Double-taxation of dividends by taxing
as value-added and as income to the shareholder is a myth, and a bad one at
that.
If
corporate income taxes were expanded to be a subtraction VAT or net business
receipts tax that all firms pay, an additional tax on shareholders is merely a
surtax paid because there is no other way to fully tax profit at the business
level without doing major damage to equity and privacy.
In
testimony before the Senate Budget Committee, Lawrence B. Lindsey explored the
possibility of including high income taxation as a component of a Net Business
Receipts Tax. The tax form could have a line on it to report income to highly
paid employees and investors and pay surtaxes on that income.
The
Center considered and rejected a similar option in a plan submitted to
President Bush’s Tax Reform Task Force, largely because you could not guarantee
that the right people pay taxes. If only large dividend payments are reported,
then diversified investment income might be under-taxed, as would employment
income from individuals with high investment income. Under collection could, of
course, be overcome by forcing high income individuals to disclose their income
to their employers and investment sources – however this may make some
inheritors unemployable if the employer is in charge of paying a higher tax
rate. For the sake of privacy, it is preferable to leave filing
responsibilities with high income individuals.
Accomplishing
deficit reduction with income and inheritance surtaxes recognizes that
attempting to reduce the debt through either higher taxes on or lower benefits
to lower income individuals will have a contracting effect on consumer
spending, but no such effect when progressive income taxes are used. Indeed, if
progressive income taxes lead to debt reduction and lower interest costs,
economic growth will occur as a consequence.
Using
this tax to fund deficit reduction explicitly shows which economic strata owe
the national debt. Only income taxes have the ability to back the national debt
with any efficiency. Payroll taxes are designed to create obligation rather
than being useful for discharging them. Other taxes are transaction based or
obligations to fictitious individuals. Only the personal income tax burden is
potentially allocable and only taxes on dividends, capital gains and
inheritance are unavoidable in the long run because the income is unavoidable,
unlike income from wages.
Even without progressive rate
structures, using an income tax to pay the national debt firmly shows that
attempts to cut income taxes on the wealthiest taxpayers do not burden the next
generation at large.

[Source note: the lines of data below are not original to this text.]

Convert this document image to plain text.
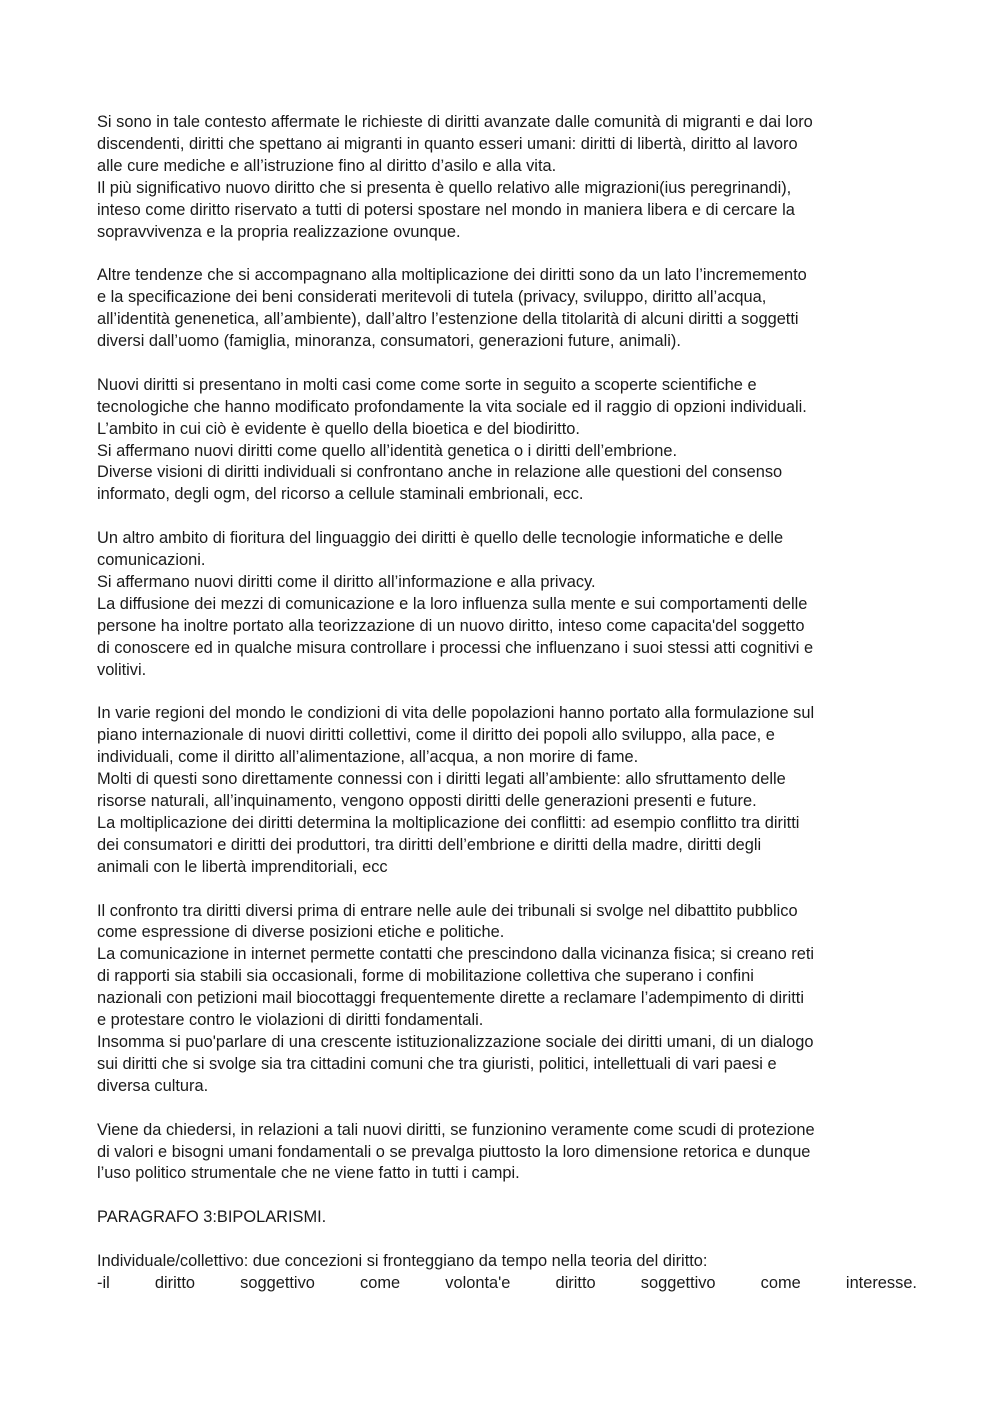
Si sono in tale contesto affermate le richieste di diritti avanzate dalle comunità di migranti e dai loro
discendenti, diritti che spettano ai migranti in quanto esseri umani: diritti di libertà, diritto al lavoro
alle cure mediche e all’istruzione fino al diritto d’asilo e alla vita.
Il più significativo nuovo diritto che si presenta è quello relativo alle migrazioni(ius peregrinandi),
inteso come diritto riservato a tutti di potersi spostare nel mondo in maniera libera e di cercare la
sopravvivenza e la propria realizzazione ovunque.
Altre tendenze che si accompagnano alla moltiplicazione dei diritti sono da un lato l’incrememento
e la specificazione dei beni considerati meritevoli di tutela (privacy, sviluppo, diritto all’acqua,
all’identità genenetica, all’ambiente), dall’altro l’estenzione della titolarità di alcuni diritti a soggetti
diversi dall’uomo (famiglia, minoranza, consumatori, generazioni future, animali).
Nuovi diritti si presentano in molti casi come come sorte in seguito a scoperte scientifiche e
tecnologiche che hanno modificato profondamente la vita sociale ed il raggio di opzioni individuali.
L’ambito in cui ciò è evidente è quello della bioetica e del biodiritto.
Si affermano nuovi diritti come quello all’identità genetica o i diritti dell’embrione.
Diverse visioni di diritti individuali si confrontano anche in relazione alle questioni del consenso
informato, degli ogm, del ricorso a cellule staminali embrionali, ecc.
Un altro ambito di fioritura del linguaggio dei diritti è quello delle tecnologie informatiche e delle
comunicazioni.
Si affermano nuovi diritti come il diritto all’informazione e alla privacy.
La diffusione dei mezzi di comunicazione e la loro influenza sulla mente e sui comportamenti delle
persone ha inoltre portato alla teorizzazione di un nuovo diritto, inteso come capacita'del soggetto
di conoscere ed in qualche misura controllare i processi che influenzano i suoi stessi atti cognitivi e
volitivi.
In varie regioni del mondo le condizioni di vita delle popolazioni hanno portato alla formulazione sul
piano internazionale di nuovi diritti collettivi, come il diritto dei popoli allo sviluppo, alla pace, e
individuali, come il diritto all’alimentazione, all’acqua, a non morire di fame.
Molti di questi sono direttamente connessi con i diritti legati all’ambiente: allo sfruttamento delle
risorse naturali, all’inquinamento, vengono opposti diritti delle generazioni presenti e future.
La moltiplicazione dei diritti determina la moltiplicazione dei conflitti: ad esempio conflitto tra diritti
dei consumatori e diritti dei produttori, tra diritti dell’embrione e diritti della madre, diritti degli
animali con le libertà imprenditoriali, ecc
Il confronto tra diritti diversi prima di entrare nelle aule dei tribunali si svolge nel dibattito pubblico
come espressione di diverse posizioni etiche e politiche.
La comunicazione in internet permette contatti che prescindono dalla vicinanza fisica; si creano reti
di rapporti sia stabili sia occasionali, forme di mobilitazione collettiva che superano i confini
nazionali con petizioni mail biocottaggi frequentemente dirette a reclamare l’adempimento di diritti
e protestare contro le violazioni di diritti fondamentali.
Insomma si puo'parlare di una crescente istituzionalizzazione sociale dei diritti umani, di un dialogo
sui diritti che si svolge sia tra cittadini comuni che tra giuristi, politici, intellettuali di vari paesi e
diversa cultura.
Viene da chiedersi, in relazioni a tali nuovi diritti, se funzionino veramente come scudi di protezione
di valori e bisogni umani fondamentali o se prevalga piuttosto la loro dimensione retorica e dunque
l’uso politico strumentale che ne viene fatto in tutti i campi.
PARAGRAFO 3:BIPOLARISMI.
Individuale/collettivo: due concezioni si fronteggiano da tempo nella teoria del diritto:
-il	diritto	soggettivo	come	volonta'e	diritto	soggettivo	come	interesse.
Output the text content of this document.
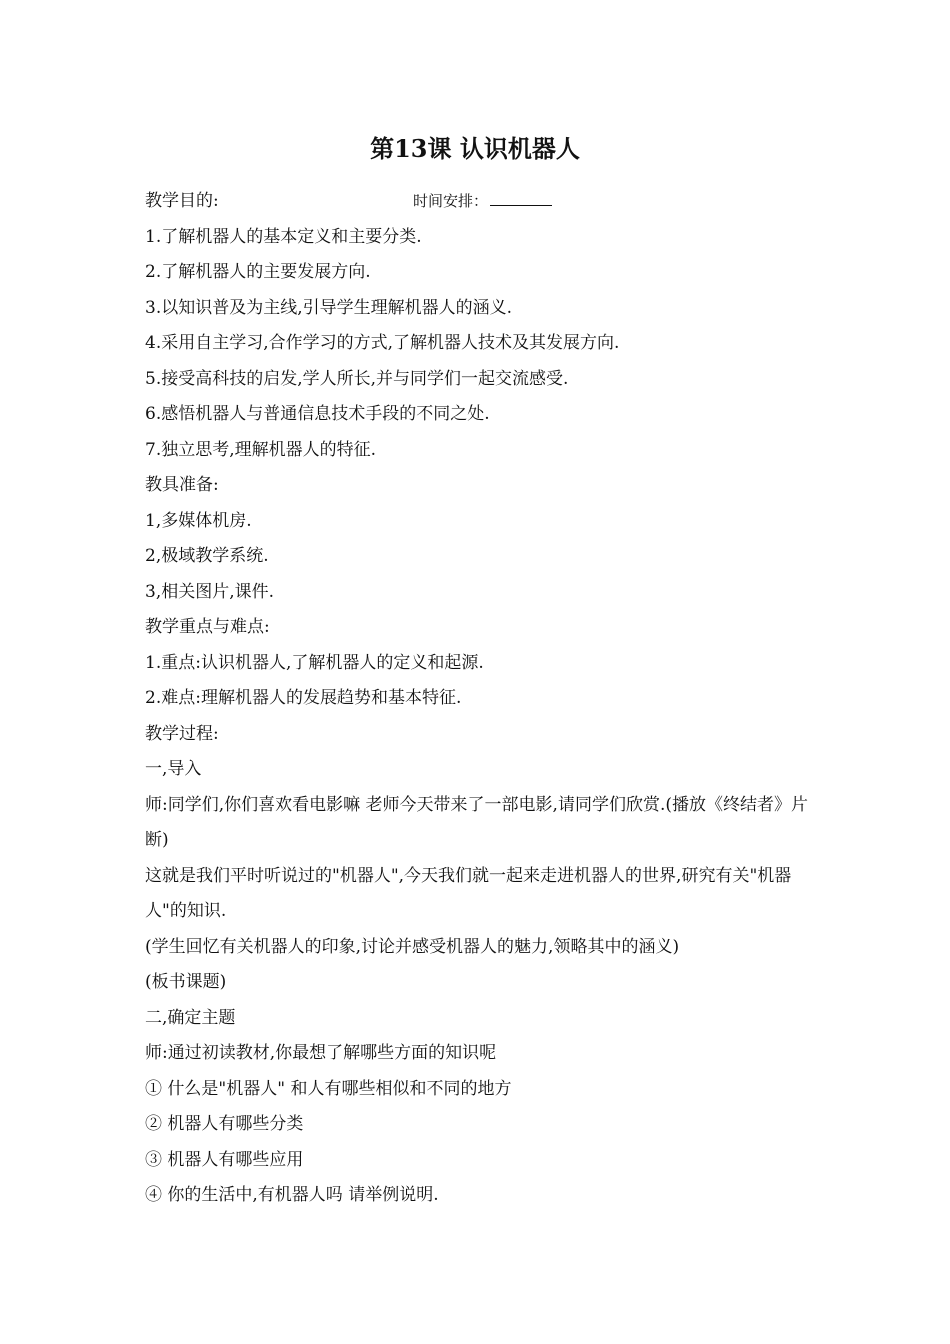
第13课 认识机器人
教学目的:	时间安排：
1.了解机器人的基本定义和主要分类.
2.了解机器人的主要发展方向.
3.以知识普及为主线,引导学生理解机器人的涵义.
4.采用自主学习,合作学习的方式,了解机器人技术及其发展方向.
5.接受高科技的启发,学人所长,并与同学们一起交流感受.
6.感悟机器人与普通信息技术手段的不同之处.
7.独立思考,理解机器人的特征.
教具准备:
1,多媒体机房.
2,极域教学系统.
3,相关图片,课件.
教学重点与难点:
1.重点:认识机器人,了解机器人的定义和起源.
2.难点:理解机器人的发展趋势和基本特征.
教学过程:
一,导入
师:同学们,你们喜欢看电影嘛 老师今天带来了一部电影,请同学们欣赏.(播放《终结者》片断)
这就是我们平时听说过的"机器人",今天我们就一起来走进机器人的世界,研究有关"机器人"的知识.
(学生回忆有关机器人的印象,讨论并感受机器人的魅力,领略其中的涵义)
(板书课题)
二,确定主题
师:通过初读教材,你最想了解哪些方面的知识呢
① 什么是"机器人" 和人有哪些相似和不同的地方
② 机器人有哪些分类
③ 机器人有哪些应用
④ 你的生活中,有机器人吗 请举例说明.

Instead, they burden only those children who
will have the ability to pay high income taxes. In an increasingly stratified
society, this means that those who demand tax cuts for the wealthy are
burdening the children of the top 20% of earners, as well as their children,
with the obligation to repay these cuts. That realization should have a healthy
impact on the debate on raising income taxes rather than carving out even more
tax breaks for the wealthy, such as making dividends deductible in the
corporate income tax.
Thank
you for the opportunity to address the committee. We are, of course, available for direct
testimony or to answer questions by members and staff.